Angry people tend to think they’re smarter than they actually are, according to new psychology research in the journal Intelligence.

“In a recent project I examined the relationship between anger and various cognitive functions. I noticed from the literature review that anger differs significantly from other negative emotions, such as sadness, anxiety or depression. Anger is more approach oriented and associated with optimistic risk perception and generally optimistic bias,” said study author Marcin Zajenkowski of the University of Warsaw.

“I was wondering whether people with high trait anger would manifest a bias in perception of their abilities and competence. Specifically, I tested whether high anger leads to positive intelligence illusion.”

In two studies, with 528 participants in total, the researchers found that people who confessed to having a quick temper tended to also overestimate their intelligence.

The participants completed a measure of their proneness to anger, rated their own intelligence on a 25 point scale, and then took intelligence tests.

“Individuals with high trait anger have a tendency to overestimate their abilities, i.e. thinking that they are smarter than they actually are. This part of anger is associated with narcissistic illusions,” Zajenkowski told PsyPost.

Though anger was associated with overestimating one’s intelligence, it was unrelated to one’s actual level of intelligence.

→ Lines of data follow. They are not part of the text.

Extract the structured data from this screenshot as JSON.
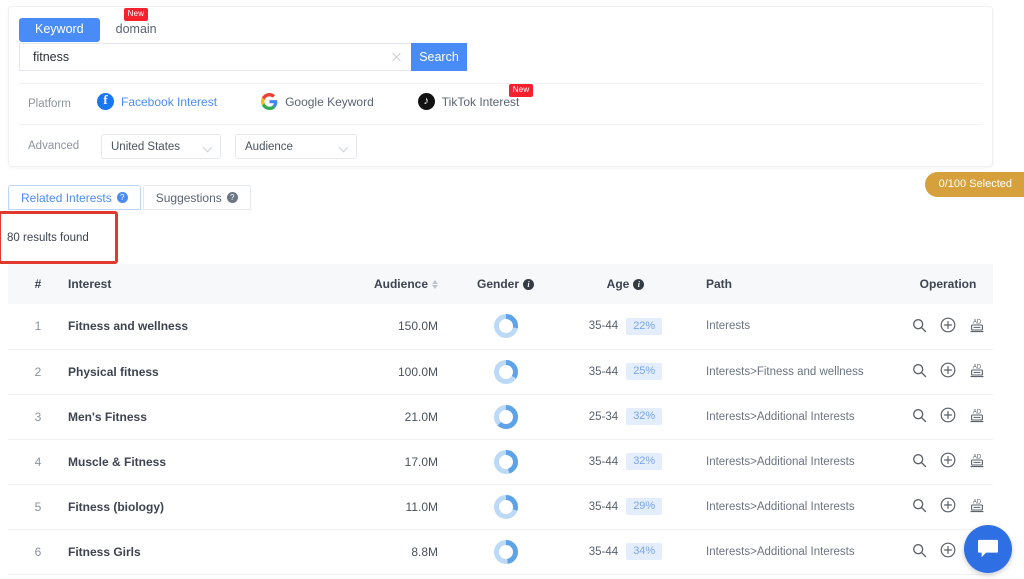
{
  "search_panel": {
    "mode_tabs": [
      {
        "label": "Keyword",
        "active": true,
        "badge": null
      },
      {
        "label": "domain",
        "active": false,
        "badge": "New"
      }
    ],
    "search_value": "fitness",
    "search_placeholder": "",
    "search_button": "Search",
    "platform_label": "Platform",
    "platforms": [
      {
        "label": "Facebook Interest",
        "icon": "facebook-icon",
        "active": true,
        "badge": null
      },
      {
        "label": "Google Keyword",
        "icon": "google-icon",
        "active": false,
        "badge": null
      },
      {
        "label": "TikTok Interest",
        "icon": "tiktok-icon",
        "active": false,
        "badge": "New"
      }
    ],
    "advanced_label": "Advanced",
    "advanced_selects": [
      {
        "value": "United States"
      },
      {
        "value": "Audience"
      }
    ]
  },
  "result_tabs": [
    {
      "label": "Related Interests",
      "active": true
    },
    {
      "label": "Suggestions",
      "active": false
    }
  ],
  "results_found": "80 results found",
  "selected_badge": "0/100 Selected",
  "table": {
    "columns": [
      {
        "key": "num",
        "label": "#"
      },
      {
        "key": "int",
        "label": "Interest"
      },
      {
        "key": "aud",
        "label": "Audience",
        "sortable": true
      },
      {
        "key": "gen",
        "label": "Gender",
        "info": true
      },
      {
        "key": "age",
        "label": "Age",
        "info": true
      },
      {
        "key": "path",
        "label": "Path"
      },
      {
        "key": "op",
        "label": "Operation"
      }
    ],
    "rows": [
      {
        "num": "1",
        "interest": "Fitness and wellness",
        "audience": "150.0M",
        "gender_pct": 28,
        "age_range": "35-44",
        "age_pct": "22%",
        "path": "Interests"
      },
      {
        "num": "2",
        "interest": "Physical fitness",
        "audience": "100.0M",
        "gender_pct": 34,
        "age_range": "35-44",
        "age_pct": "25%",
        "path": "Interests>Fitness and wellness"
      },
      {
        "num": "3",
        "interest": "Men's Fitness",
        "audience": "21.0M",
        "gender_pct": 62,
        "age_range": "25-34",
        "age_pct": "32%",
        "path": "Interests>Additional Interests"
      },
      {
        "num": "4",
        "interest": "Muscle & Fitness",
        "audience": "17.0M",
        "gender_pct": 45,
        "age_range": "35-44",
        "age_pct": "32%",
        "path": "Interests>Additional Interests"
      },
      {
        "num": "5",
        "interest": "Fitness (biology)",
        "audience": "11.0M",
        "gender_pct": 30,
        "age_range": "35-44",
        "age_pct": "29%",
        "path": "Interests>Additional Interests"
      },
      {
        "num": "6",
        "interest": "Fitness Girls",
        "audience": "8.8M",
        "gender_pct": 47,
        "age_range": "35-44",
        "age_pct": "34%",
        "path": "Interests>Additional Interests"
      }
    ],
    "operations": [
      {
        "name": "search-icon",
        "title": "Search"
      },
      {
        "name": "add-icon",
        "title": "Add"
      },
      {
        "name": "ad-icon",
        "title": "AD"
      }
    ]
  },
  "colors": {
    "accent_blue": "#4a8cf7",
    "badge_gold": "#d6a03c",
    "new_red": "#f5222d",
    "annotation_red": "#e03a2f",
    "donut_track": "#bcd9f5",
    "donut_arc": "#5ea3e8",
    "chat_blue": "#2f6fe4"
  },
  "chat_widget": {
    "name": "chat-bubble"
  }
}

“Our study examined only trait anger, that is dispositional tendency to experience anger. However, future studies may explore whether temporary experience of state anger also leads to biased perception of their abilities,” Zajenkowski said.

The study, “Why do angry people overestimate their intelligence? Neuroticism as a suppressor of the association between Trait-Anger and subjectively assessed intelligence“, Marcin Zajenkowskia and Gilles E. Gignac.